The fact that Sammy, a.k.a. Spielberg, barely factors in his own autobiography might be another sign of neurosis. After all, the director prefers to be behind the scenes. Francis-DeFord has a warmth that draws you in, but he isn’t around long. LaBelle is the lead, and during a few clever moments he reminded me of young Dustin Hoffman in “The Graduate.” Little Spielberg is often a cipher though, a compass for navigating real Spielberg’s fond remembrances of how he made startlingly polished movies on a shoestring as a boy. Real-life supports this self-congratulation; by all reports, Spielberg was a prodigy and his direction of the brilliant TV thriller “Duel” at age 24 bears this out.

With no real narrative to serve as a foundation for the “bits” though, “The Fabelmans” becomes a disjointed symphony of “and then this happened” that, given the caricatures and sermonizing, feels airless and detached from reality. Even on these hagiographic terms, the film misses opportunities. It mystifies me that Spielberg could somehow leave out the fact that he wrote and shot “Firelight,” a 2 ½ hour prototype for “Close Encounters of the Third Kind,” when he was 16, and had it shown at a small-town theater.
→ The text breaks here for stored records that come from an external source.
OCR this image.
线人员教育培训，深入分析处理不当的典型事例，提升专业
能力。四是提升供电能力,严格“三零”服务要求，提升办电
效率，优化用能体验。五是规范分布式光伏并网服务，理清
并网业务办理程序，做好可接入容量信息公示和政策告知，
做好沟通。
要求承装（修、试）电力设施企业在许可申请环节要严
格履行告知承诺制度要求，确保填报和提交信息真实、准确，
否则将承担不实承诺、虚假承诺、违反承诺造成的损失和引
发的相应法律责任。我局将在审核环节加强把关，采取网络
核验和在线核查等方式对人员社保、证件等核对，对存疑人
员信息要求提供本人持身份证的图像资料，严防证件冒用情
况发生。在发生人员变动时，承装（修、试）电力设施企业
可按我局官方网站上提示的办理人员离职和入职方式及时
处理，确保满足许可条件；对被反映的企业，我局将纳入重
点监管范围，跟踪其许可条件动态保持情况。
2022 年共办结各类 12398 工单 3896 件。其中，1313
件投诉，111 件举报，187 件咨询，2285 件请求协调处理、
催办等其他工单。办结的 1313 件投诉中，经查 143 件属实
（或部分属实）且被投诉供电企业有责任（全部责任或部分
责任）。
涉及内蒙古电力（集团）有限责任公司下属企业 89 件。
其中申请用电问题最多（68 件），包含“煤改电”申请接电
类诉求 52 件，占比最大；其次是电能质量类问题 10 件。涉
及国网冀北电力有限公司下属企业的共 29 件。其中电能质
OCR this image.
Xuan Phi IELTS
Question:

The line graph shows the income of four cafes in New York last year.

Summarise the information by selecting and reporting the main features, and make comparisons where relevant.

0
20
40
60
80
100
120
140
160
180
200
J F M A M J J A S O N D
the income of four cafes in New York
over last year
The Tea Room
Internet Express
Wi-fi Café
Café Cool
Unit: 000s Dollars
And if you can’t go with the flow of “The Fabelmans,” it will turn into one of those movies in which everything annoys you. I don’t believe that Jewish film nerd Sammy, taunted by Aryan super-studs with anti-Semitic slurs, would be courted by a gorgeous Christian girl, even if their first scene together has a blasphemous charge. I don’t believe that Mitzi would relieve the boredom of Burt with a guy who appears to be as nerdy and asexual as he is, even if he’s played by Seth Rogen. It might be based on reality, but I don’t believe that Mitzi and Burt would’ve gotten together at all. They exist in separate, opposing cartoon notions of the world.

And why does every production that Spielberg shoots with cinematographer Janusz Kaminski have to resemble a bleached-out, milky future-shock horror film? The compositions here are virtuosic, as they often are with Spielberg, but this showmanship distances us further from the stylized subject matter.

For all the film’s Sturm und Drang, little here feels human—that’s the ultimate problem. At least until David Lynch appears as John Ford and casually walks away with the movie. This juxtaposition of film legends is a cinematic coup that shouldn’t be taken for granted. Lynch isn’t cowed by the pressure of being in a Spielberg production, and his squirrely surliness links up with Ford’s taciturn, suffer-no-fools reputation. He walks to his own absurdist beat, reminding you of the vitality that’s otherwise missing from this enterprise.

The truth is that Spielberg has already told this story symbolically across decades with pop masterpieces. “The Fabelmans” prints a legend that’s already been printed, and so here the poetry feels secondhand.